Garrison Keillor. Lake Wobegon Days. Viking, 1985.
I miss The Prairie Home Companion. It was a sweet yet funny throwback radio show. There was nothing quite like it. For a little nostalgia fix, I picked up Lake Wobegon Days recently. I enjoyed it. What more can I say?
Some of Keillors’ books like Leaving Home are basically collections of his best routines from the radio show. Lake Wobegon Days is not like that. In fact, Lake Wobegon Days purports to be a history of the Minnesota town, beginning with French trappers and the Unitarian missionaries who tried to convert the local Ojibway through interpretive dance. After observing the native Americans’ traditions, they thought dance was important to them and might be a more effective way of bringing their message to them.
The book more or less ends with the description of a revival meeting at the Lutheran Church. Yes, it is satire, but it is gentle, respectful, and understanding. The Unitarian ladies and the revival preacher may be a little bit unusual but they are no Elmer Gantrys. These things could have happened that way.
The lake itself may have gotten its name from its Indian name as understood by English speakers. I grew up near Concord, Massachusetts. Nearby was the Assabet River. It sounds like an native name like Connecticut or Massachusetts, but it is actually a corruption of Elizabeth (“Elsabet”) and was named for the queen. Anyway, that is the kind of explanations and stories we get in this book. One could almost call this The Underground History of Lake Wobegon, Minnesota.
Any fans of the radio show will recognize the family names: Inqvist, Krebsbach, Thorvaldsen, Bunsen, and so on. We learn about their ancestors and their houses. We learn of the origins (if that is the right term) of the Norwegian bachelor farmers.
The other story line, such as it is, has to do with the personal history of our narrator “Gary Keillor.” What happens when he sneaks into the Sidetrack Tap Café to see what it was like? Remember, his parents are Sanctified Brethren and avoid such places. Or the time in high school when he dates an older woman who is a college student.
If there is a pattern to this book, it is loosely based on Walden. Readers of Walden note how Thoreau observes life both in the town of Concord and in the woods. (The subtitle is Life in the Woods.) But as he makes his observations of nature and society, he loosely follows the seasons, beginning and ending with spring.

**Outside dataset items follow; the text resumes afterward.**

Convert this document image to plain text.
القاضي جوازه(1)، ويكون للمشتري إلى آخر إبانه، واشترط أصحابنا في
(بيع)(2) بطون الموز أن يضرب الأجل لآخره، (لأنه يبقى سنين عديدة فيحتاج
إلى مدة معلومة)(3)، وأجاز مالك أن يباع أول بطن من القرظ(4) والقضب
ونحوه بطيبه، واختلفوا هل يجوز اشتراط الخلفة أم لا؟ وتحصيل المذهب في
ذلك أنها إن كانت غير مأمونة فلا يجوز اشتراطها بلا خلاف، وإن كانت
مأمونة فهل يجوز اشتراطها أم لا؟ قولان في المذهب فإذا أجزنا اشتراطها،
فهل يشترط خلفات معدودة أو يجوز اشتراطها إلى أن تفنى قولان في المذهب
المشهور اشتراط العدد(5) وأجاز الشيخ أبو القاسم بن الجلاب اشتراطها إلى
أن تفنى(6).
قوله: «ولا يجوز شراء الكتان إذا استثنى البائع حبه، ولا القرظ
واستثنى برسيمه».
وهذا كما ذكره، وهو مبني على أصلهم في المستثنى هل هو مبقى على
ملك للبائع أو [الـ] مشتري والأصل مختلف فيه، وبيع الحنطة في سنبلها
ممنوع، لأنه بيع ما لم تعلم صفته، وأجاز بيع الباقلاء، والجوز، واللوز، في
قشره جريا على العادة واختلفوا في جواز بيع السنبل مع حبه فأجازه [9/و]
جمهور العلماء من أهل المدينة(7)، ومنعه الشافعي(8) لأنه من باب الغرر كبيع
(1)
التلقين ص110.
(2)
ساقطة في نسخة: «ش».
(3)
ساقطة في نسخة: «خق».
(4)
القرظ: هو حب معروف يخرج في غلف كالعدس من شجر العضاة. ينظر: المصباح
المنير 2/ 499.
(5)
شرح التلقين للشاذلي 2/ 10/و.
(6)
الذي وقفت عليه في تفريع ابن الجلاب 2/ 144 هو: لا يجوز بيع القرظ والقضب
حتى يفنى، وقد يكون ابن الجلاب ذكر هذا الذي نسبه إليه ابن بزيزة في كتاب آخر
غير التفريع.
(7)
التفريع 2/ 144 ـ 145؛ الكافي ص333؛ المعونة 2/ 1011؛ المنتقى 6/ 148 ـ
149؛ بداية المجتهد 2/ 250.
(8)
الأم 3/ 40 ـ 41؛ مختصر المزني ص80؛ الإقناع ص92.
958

Keillor’s trajectory is similar. While, yes, he begins with the history of his hometown, the stories start with summer and end with spring also. Spring is new life. So the religious revival brings new life to a few individuals in town. Thoreau may say that spring shows we can dispense with churches—let them go by the board, he says. But ordinary folks in Middle America find new life in the Christ of Easter. Jesus rose from the dead, and so we can be delivered into new life as well.
There is also a sense of personal growth. When our narrator relates his own experiences of growing up in Lake Wobegon—please understand that, unlike Walden, this is fiction—he begins with early childhood memories and by the end, he is going off to college.
Close readers may note one interesting discrepancy. Just as Arthur Conan Doyle is a little unclear of Watson’s first name—is it John or James?—so in this book, the fictional character Keillor admires is Tony Flambeau, a kind of artsy Hardy boy whose sophisticated parents travel the world as they solve mysteries. In Leaving Home, he is Tom Flambeau (or are Tom and Tony different?). Nevertheless, it shows how such stories appeal to young readers. Such an exciting life the Flambeaus and the Hardys live! But we can live it vicariously through those books.
Similarly, readers can re-live something of the Prairie Home Companion radio show by reading this book. Have fun.